VENEZUELA: TARGET “FOR REGIME CHANGE”?
Venezuela (est. pop. 34 million) was once a friendly, compliant nation for the US. It was a steady producer of petroleum and safely in the hands of governments controlled by and for the benefit of the local bourgeoisie and foreign oil companies. But in 1999 the government changed to one led by military officer Hugo Chavez, who promised to distribute the wealth of Venezuela, mainly from petroleum, among less wealthy Venezuelans. Chavez died in 2013 and was succeeded by Nicolas Maduro, who promised to continue the same policies. Chavez was popular with the masses, but Maduro is less skilled as a manager and politician, and opposition to him has grown to the point where the US felt it could actively and openly support an opponent. The anointed one was Juan Guaido, but he decamped to Florida. So now the order of the day may be ‘regime change”.

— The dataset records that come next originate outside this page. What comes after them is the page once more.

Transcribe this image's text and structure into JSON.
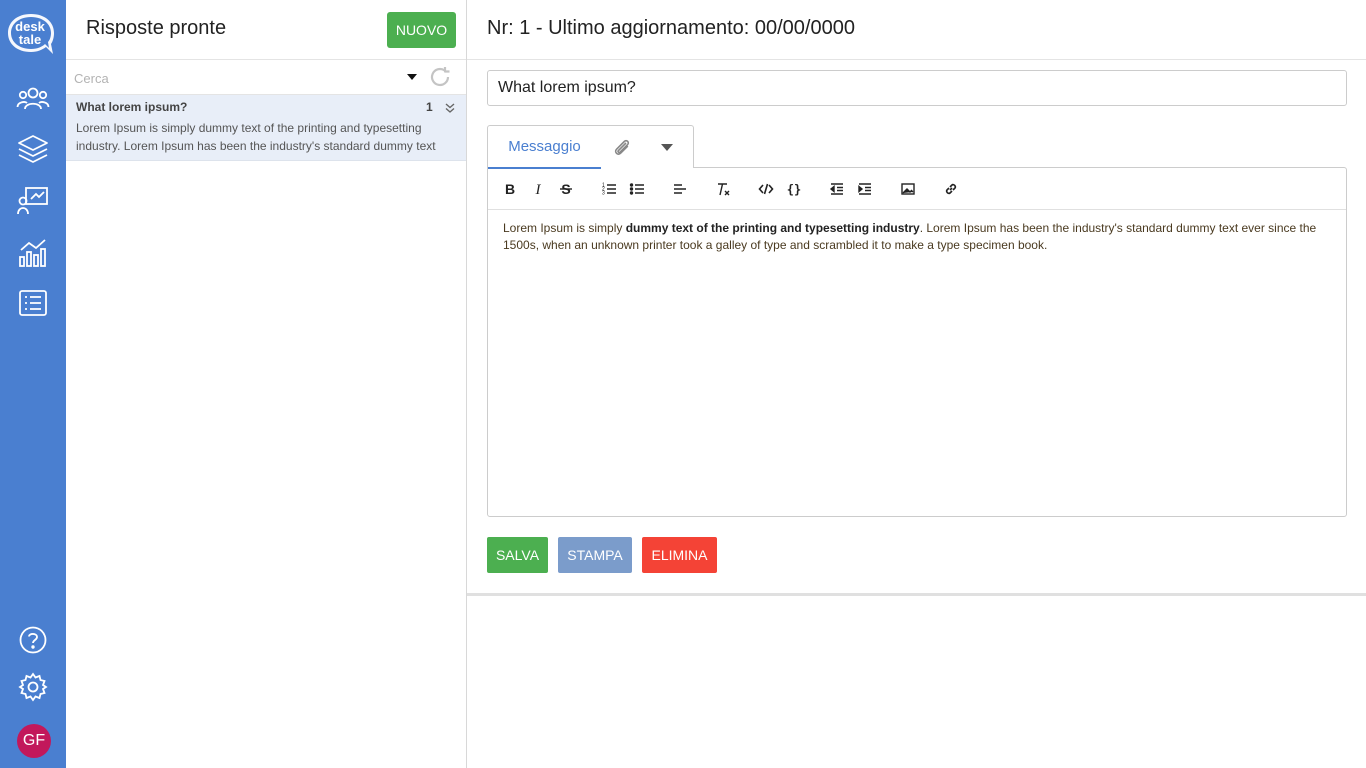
{
  "app": {
    "logo_line1": "desk",
    "logo_line2": "tale",
    "avatar_initials": "GF",
    "colors": {
      "sidebar": "#4a7fd0",
      "accent": "#4a7fd0",
      "success": "#4caf50",
      "secondary": "#7b9ccb",
      "danger": "#f44336",
      "avatar": "#c2185b"
    }
  },
  "sidebar": {
    "items": [
      {
        "icon": "users-icon"
      },
      {
        "icon": "layers-icon"
      },
      {
        "icon": "presentation-icon"
      },
      {
        "icon": "analytics-icon"
      },
      {
        "icon": "list-icon"
      }
    ],
    "bottom": [
      {
        "icon": "help-icon"
      },
      {
        "icon": "settings-icon"
      }
    ]
  },
  "list_panel": {
    "title": "Risposte pronte",
    "new_button": "NUOVO",
    "search_placeholder": "Cerca",
    "items": [
      {
        "title": "What lorem ipsum?",
        "count": "1",
        "preview": "Lorem Ipsum is simply dummy text of the printing and typesetting industry. Lorem Ipsum has been the industry's standard dummy text"
      }
    ]
  },
  "main": {
    "header": "Nr: 1 - Ultimo aggiornamento: 00/00/0000",
    "subject_value": "What lorem ipsum?",
    "tab_message": "Messaggio",
    "content": {
      "part1": "Lorem Ipsum is simply ",
      "bold": "dummy text of the printing and typesetting industry",
      "part2": ". Lorem Ipsum has been the industry's standard dummy text ever since the 1500s, when an unknown printer took a galley of type and scrambled it to make a type specimen book."
    },
    "buttons": {
      "save": "SALVA",
      "print": "STAMPA",
      "delete": "ELIMINA"
    }
  }
}
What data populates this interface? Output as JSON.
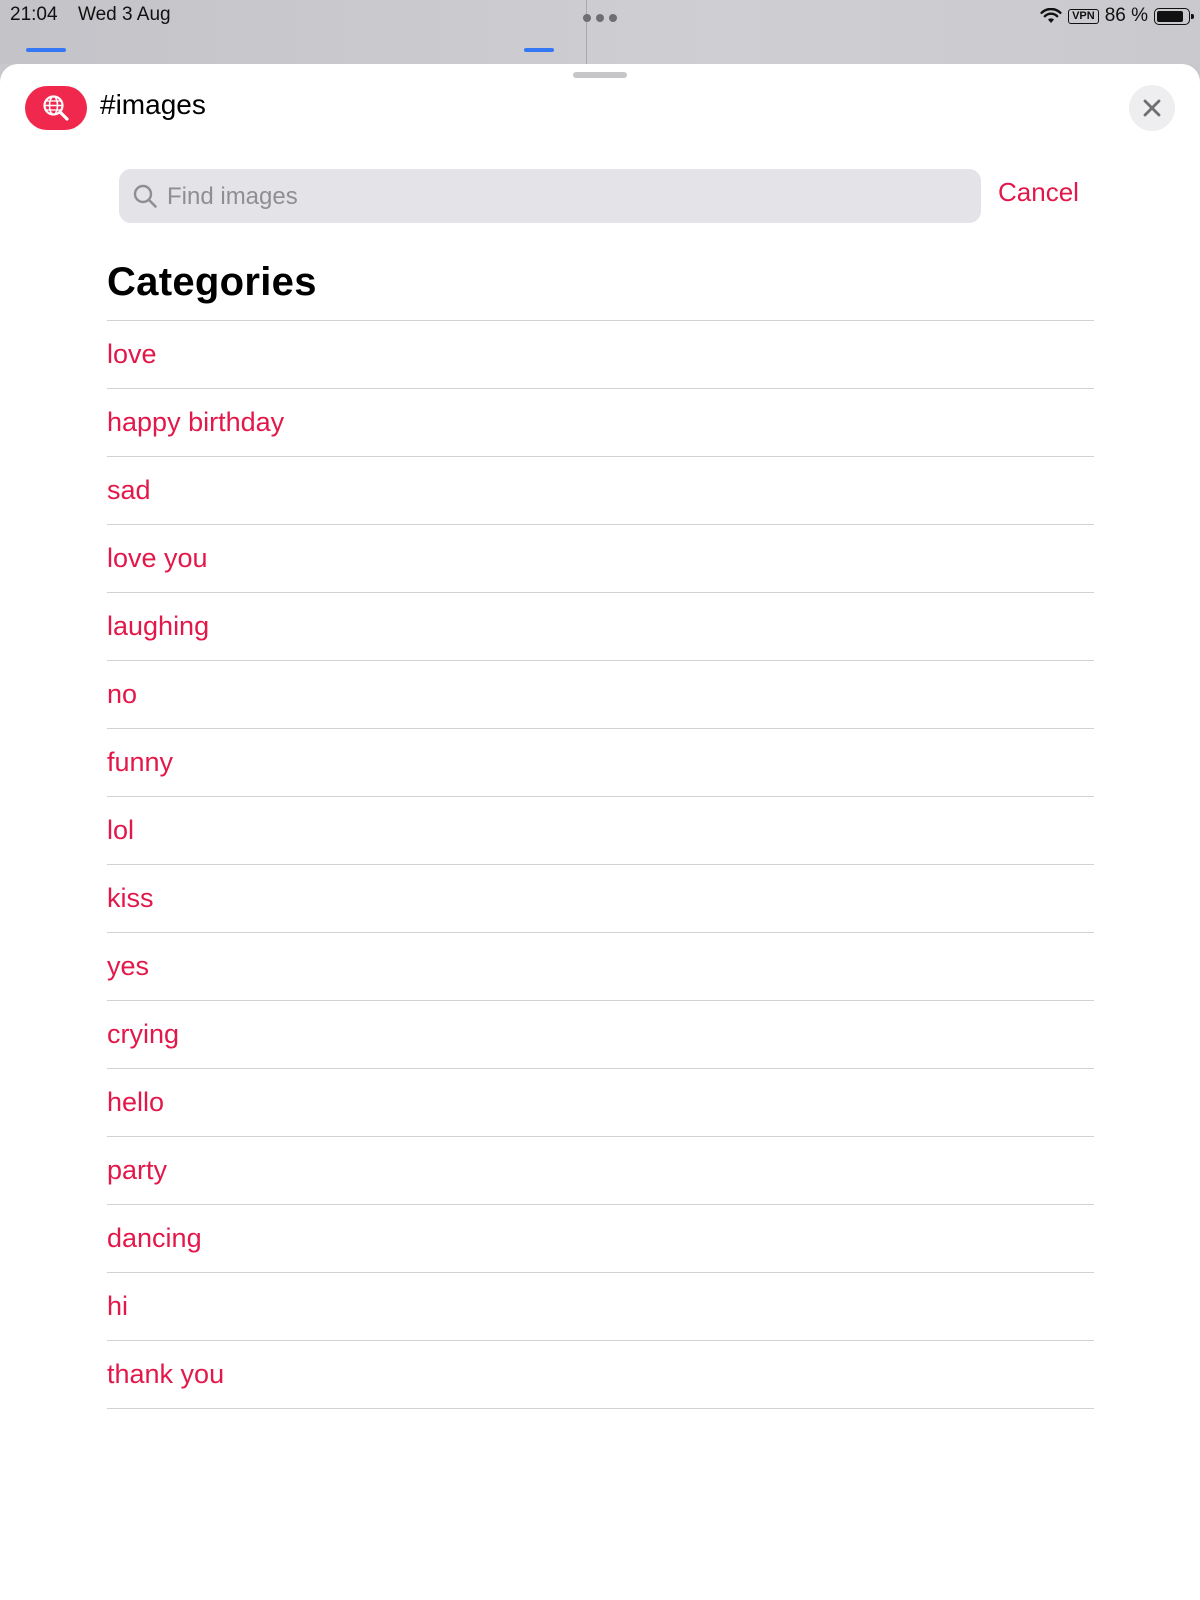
{
  "status_bar": {
    "time": "21:04",
    "date": "Wed 3 Aug",
    "vpn_label": "VPN",
    "battery_percent_label": "86 %",
    "battery_level": 0.86,
    "icons": [
      "multitask-dots-icon",
      "wifi-icon",
      "battery-icon"
    ]
  },
  "sheet": {
    "app_icon": "globe-search-icon",
    "title": "#images",
    "close_icon": "close-icon"
  },
  "search": {
    "placeholder": "Find images",
    "value": "",
    "icon": "search-icon",
    "cancel_label": "Cancel"
  },
  "categories": {
    "title": "Categories",
    "items": [
      {
        "label": "love"
      },
      {
        "label": "happy birthday"
      },
      {
        "label": "sad"
      },
      {
        "label": "love you"
      },
      {
        "label": "laughing"
      },
      {
        "label": "no"
      },
      {
        "label": "funny"
      },
      {
        "label": "lol"
      },
      {
        "label": "kiss"
      },
      {
        "label": "yes"
      },
      {
        "label": "crying"
      },
      {
        "label": "hello"
      },
      {
        "label": "party"
      },
      {
        "label": "dancing"
      },
      {
        "label": "hi"
      },
      {
        "label": "thank you"
      }
    ]
  },
  "colors": {
    "accent": "#e3184a",
    "icon_background": "#f0284e",
    "search_background": "#e3e3e8",
    "separator": "#d1d1d6",
    "background_app_tint": "#3478f6"
  }
}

The US has come up with a pretext for “regime change”: it accuses Venezuela of shipping narcotics (esp. cocaine) into a receptive US market. But the truth is that Venezuela is not a major source of drugs being smuggled into the US. In any case the US Navy is actively patrolling the Venezuelan coast and US forces have killed 17 people as alleged drug traffickers. The idea is to intimidate the Maduro government and bring about defections from among his military supporters. If this does not work, can direct military action be far behind?